We know from last month’s post that prior work experience as a male prostitute and pleading guilty to sex charges doesn’t necessarily mean you aren’t a fit and proper person to practise as a lawyer. However, making misrepresentations to the Bar Association about your address & the location of your principal place of practice is in a different category.

In 2008 and 2009, Mr Siggins sat and failed the NSW Bar Exams (which are a pre-requisite to getting a NSW practising certificate). Not to be deterred, Mr Siggins decided to implement “plan B” and obtained a practising certificate in Tasmania (where I assume there are, or were, no exams).  Then for the following six years (2011-2017) he held a Queensland practising certificate while he practised as a barrister from chambers in New South Wales. Each application to the Bar Association of Queensland during that period included a representation by Mr Siggins to the effect that Queensland would be his principal place of practice for the next 12 months.

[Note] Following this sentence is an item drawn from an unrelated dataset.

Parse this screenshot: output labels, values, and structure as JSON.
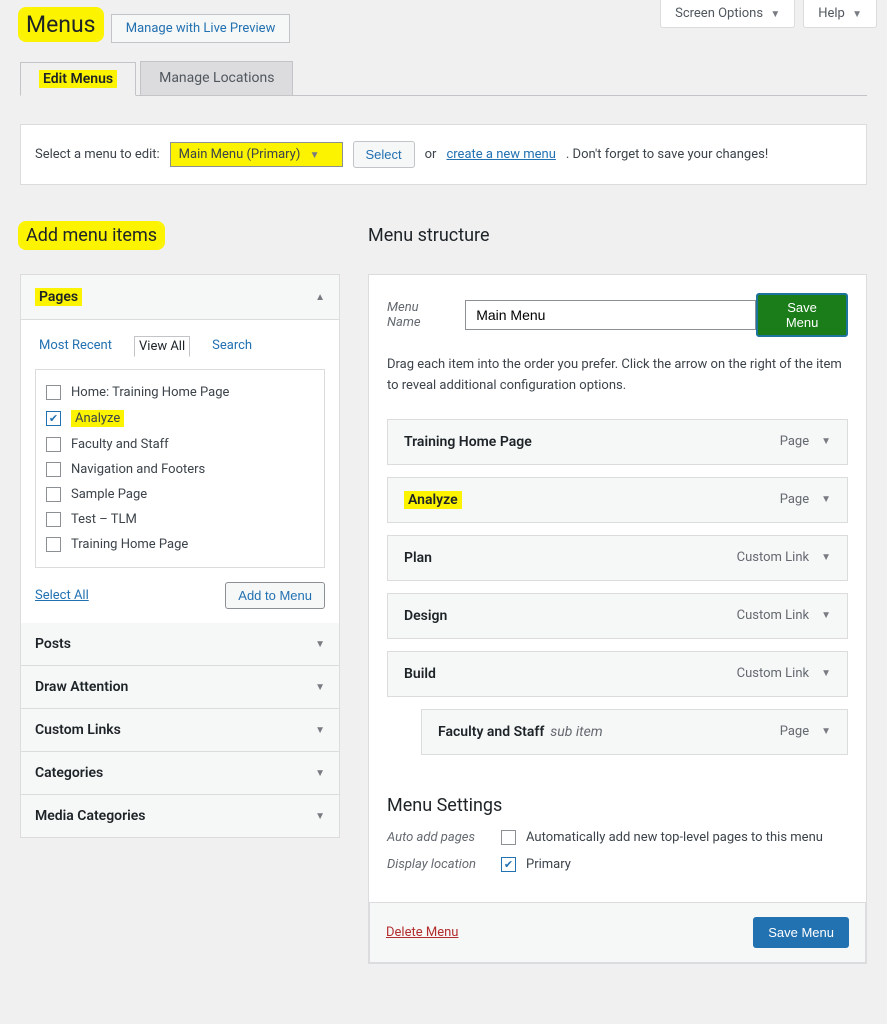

This eventually came to the notice of the NSW Bar Association and he was summonsed for an interview with the executive director and the matter was not resolved. The matter ultimately found its way into the NSW Court of Appeal (Council of the New South Wales Bar Association v Siggins [2021] NSWCA 40).

The main issue was not whether the misrepresentations about the place of practice had been made or not, but rather whether they were made dishonestly.

Of course raising constitutional issues about the validity of parts of the Legal Profession Act, the “rules of postage” (i.e. the misrepresentation was made in either QLD or Tasmania and not in NSW where the application was sent from) and generally denying dishonesty didn’t really help.

Mr Siggins was found to not be fit and proper and his name is no longer on the roll of practitioners.